Use of messaging apps like WhatsApp and Messenger is growing exponentially. With the opportunity to deliver a truly personalized experience for consumers, this is a channel marketers cannot afford to ignore.
The goal of every marketer is to deliver the right message to the right audience at the right time, ensuring you get the most bang for your buck. Segmentation isn’t a new concept, whether that’s having newsletters for different industry sectors or using demographic information in communications. But as technology improves, so does the ability to target ever-smaller segments for a truly personalized experience.
What is personalized marketing?
Personalized marketing is the concept of delivering only the messages a customer is interested in, at the time they are interested.
Displaying content relevant to a user helps them to feel a connection with your brand, builds loyalty, and enables you to gather behavioral data. Offering promotions and information at the right time improves sales in a cost-effective and targeted way. And the more customers are presented with interesting content, the higher engagement will be.
However, one of the most important benefits of personalized marketing is what it doesn’t do: it doesn’t fill inboxes with irrelevant junk. Faced with content overload, many people start to disregard all advertising messages before they even notice if they are of interest. But being ignored is not the worst that can happen. Three quarters of us get frustrated when websites insist on showing us irrelevant material, and the last thing you want to do is irritate a loyal customer into unsubscribing.

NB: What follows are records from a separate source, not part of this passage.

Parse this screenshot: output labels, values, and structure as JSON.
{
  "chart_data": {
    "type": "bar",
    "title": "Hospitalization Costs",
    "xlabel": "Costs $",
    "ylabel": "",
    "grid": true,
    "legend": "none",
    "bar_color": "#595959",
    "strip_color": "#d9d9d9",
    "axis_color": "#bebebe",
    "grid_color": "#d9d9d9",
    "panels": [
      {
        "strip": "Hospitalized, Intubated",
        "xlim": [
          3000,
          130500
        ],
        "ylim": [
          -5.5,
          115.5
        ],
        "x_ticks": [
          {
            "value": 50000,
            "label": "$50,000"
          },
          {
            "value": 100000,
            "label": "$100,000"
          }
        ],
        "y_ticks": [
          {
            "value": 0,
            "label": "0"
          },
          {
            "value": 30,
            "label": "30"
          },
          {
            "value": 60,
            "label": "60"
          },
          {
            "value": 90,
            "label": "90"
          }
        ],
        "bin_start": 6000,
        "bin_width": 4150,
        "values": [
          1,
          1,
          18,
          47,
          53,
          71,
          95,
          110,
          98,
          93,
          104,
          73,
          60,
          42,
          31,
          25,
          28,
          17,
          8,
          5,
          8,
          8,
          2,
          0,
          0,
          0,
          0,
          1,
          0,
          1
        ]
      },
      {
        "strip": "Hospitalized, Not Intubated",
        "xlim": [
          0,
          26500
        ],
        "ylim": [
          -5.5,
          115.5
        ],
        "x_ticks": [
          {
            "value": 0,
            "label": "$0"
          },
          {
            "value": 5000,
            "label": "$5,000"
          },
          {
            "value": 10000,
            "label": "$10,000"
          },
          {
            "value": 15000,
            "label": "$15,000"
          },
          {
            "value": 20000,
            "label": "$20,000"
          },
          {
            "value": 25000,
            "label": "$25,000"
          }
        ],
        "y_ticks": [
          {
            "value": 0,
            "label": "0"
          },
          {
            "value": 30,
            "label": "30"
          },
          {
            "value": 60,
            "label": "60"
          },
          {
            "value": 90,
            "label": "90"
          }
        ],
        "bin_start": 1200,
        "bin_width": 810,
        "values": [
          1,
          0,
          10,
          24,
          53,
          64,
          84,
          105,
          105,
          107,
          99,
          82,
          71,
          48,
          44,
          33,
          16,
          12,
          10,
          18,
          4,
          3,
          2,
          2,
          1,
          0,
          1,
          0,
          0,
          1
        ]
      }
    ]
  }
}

Using one-to-one messaging to deliver targeted messages
Once you have the message and the audience, you need a delivery method. When it comes to delivering a personal experience, it’s hard to beat one-to-one messaging.
One-to-one messaging apps like WhatsApp, Facebook Messenger and Snapchat have come a long way since the original AOL and MSL versions in the 1990s. They are more private than social networks, but more flexible than SMS with full support for media, audio and video chat, and more. Unlike SMS they are completely free, and they are less clunky and impersonal than email.
Their popularity is undeniably on the rise. 1.82 billion people already use messaging apps, but it’s estimated that number will have increased by 26% by the end of 2020.
Uptake is different across different audiences, but if your customers aren’t there yet, they soon will be. For marketers, one of the great things about messaging apps is that consumers tend to keep their smartphones with them all day. That means it’s possible to reach them at the exact time they are considering a purchase, rather than the next time they happen to be at a desk.
How to use one-to-one messages for marketing
There are many types of communication that can be handled in one-to-one messages.
SMS is already commonplace for purposes like confirming online orders, arranging delivery slots and gathering customer feedback. These basic tasks can be easily transferred to messaging apps, with the benefit of much greater flexibility in your messages and improved customer engagement. This is also a good way to test how keen your customer base is to receive messages in this way.
Companies like KLM and H&M already use messenger apps for customer services, from responding to customer queries in a fast and human way to letting customers rearrange flights.
But the medium is also open to more innovative and proactive uses. Shoe retailer Clarks developed an interactive storytelling campaign while Agent Provocateur ran a personal shopping service through WhatsApp.
New services available on messenger apps
It’s not all about the messages. App developers are working to develop their platforms for a wider range of uses.
China’s WeChat already has a variety of integrated functions ranging from health monitoring and gaming to professional tools like expense tracking. Facebook is working to develop Messenger along similar lines with integrated payment, support for chat bot and ecommerce options, while WhatsApp is launching a version of its app specifically for businesses.
By keeping all these activities in one place, the ambition is to broaden the appeal and improve the experience for users and marketers. Consumers will be able to easily control communications and review their expenditure at multiple retailers from a central hub, while marketers will have a broader range of information from which to create a richer and more nuanced view of the customer.